Vaudeville, this many-faced entertainment mix from theater, musical revue, talent show, carnival, and singing acts with the advent of radio, cinema and sound film, especially, not only disappeared. The specific definitions of entertainment, or what was considered activities that gave the workers an opportunity to leave the never-ending change of rest-work-rest briefly, going to a vaudeville show may have meant a very different form of entertainment. Where the audience and entertainers were placed into the same room, and generally had to share the same basic understanding of the world. Then, with the invention and availability of cheap movies instead of shows, both the audience and the sort of entertainment transformed into merely passive acts.

Another very important change took place when formerly individual performers and artists suddenly were marketed and (to a large part) owned by modern corporations. Gebhardt points out that these changes in the structure of business institutions “…also saw the emergence of a new business class: a powerful group of managers, experts and professionals who increasingly controlled these institutions and played a central role in making these transformations possible. … Vaudeville was inseparable from this process. This accounts not only for the importance of the transcontinental syndicates … But, equally, it underlines the significance of the larger movement toward corporate control in all aspects of show business, from the centralization of the booking process to song production, from the corporate reform of management to the mass circulation of trade newspapers such as Billboard and Variety.”

Gebhardt works with many biographies and quotes first hand reports when he wants to present the important role of vaudeville as a means to communicate, and most of all discuss different cultural forms of expression from various origins, be they simple and rural, located in the working class, or halfway elitist as acts of classical singers and trained orchestra musicians.
“For audiences, too, the experience [of vaudeville] was multilayered. Familiarity and repetition among small-time routines were just as valued as the novelty, surprise, and invention associated with high-class acts. … It was a space within which performers and audiences and managers continually negotiated between, and respond to, their different understandings of the cultural value and meaning of diverse musical styles and practices …. While powerful distinctions were clearly at work within the course of a show, from the persistence of blackface minstrel acts to the presence of what were described as high-class turns, equally, these same acts were continually revised, or sometimes revived, in response to the changing sensibilities of audiences.”
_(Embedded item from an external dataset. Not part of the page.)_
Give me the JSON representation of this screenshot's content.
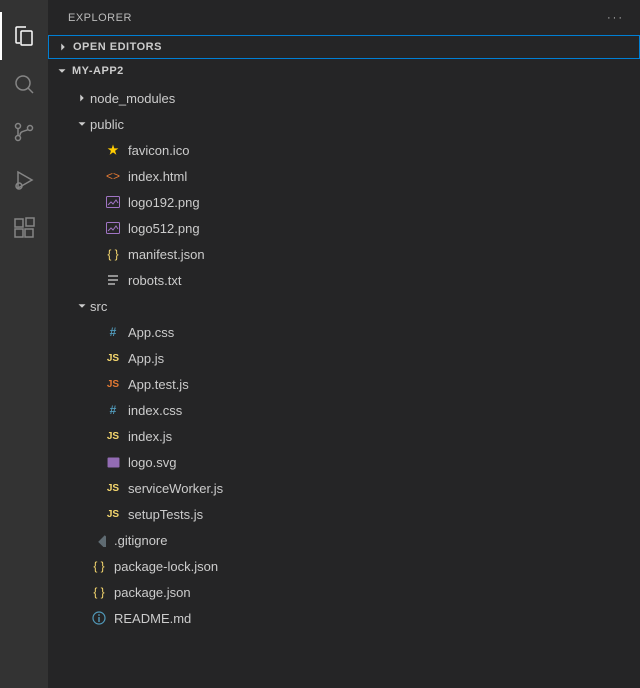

While the book is well-researched and detailed as the author follows his theory of major changes in the management of vaudeville acts, in the final chapter, he suggests a rather adventurous approach to the history of “the blues,” namely that this music was promoted mostly by vaudeville shows.
Taking as main example several biographies of one single artist: Bessie Smith (what is hardly a solid basis for a new approach to blues history). Unfortunately, “the blues” are not described in detail, so it is not clear if this theory refers to country blues, maybe Delta blues or city blues. This leaves out a huge field of biographies, and memoirs of traveling black workers/musicians who spread songs and techniques on their journeys traveling solo, without the vaudeville. The same approach – giving vaudeville major credit for its distribution – is suggested by Gebhardt when it comes to early jazz, what it is equally obscure (again, the basis here is one lone act, the Creole Jazz Band). However, this theory only emerges at the end of the book so it could be read as an idea for further research.

All in all, Vaudeville Melodies is a good study that should appeal to a variety of scholars and students from the fields of Music Management, American Studies, Cultural Studies, Media Studies and popular culture.

Review by Dr. A. Ebert © 2017

Nicholas Gebhardt. Vaudeville Melodies: Popular Musicians and Mass Entertainment in American Culture, 1870-1929. University of Chicago Press, 2017, 208 p.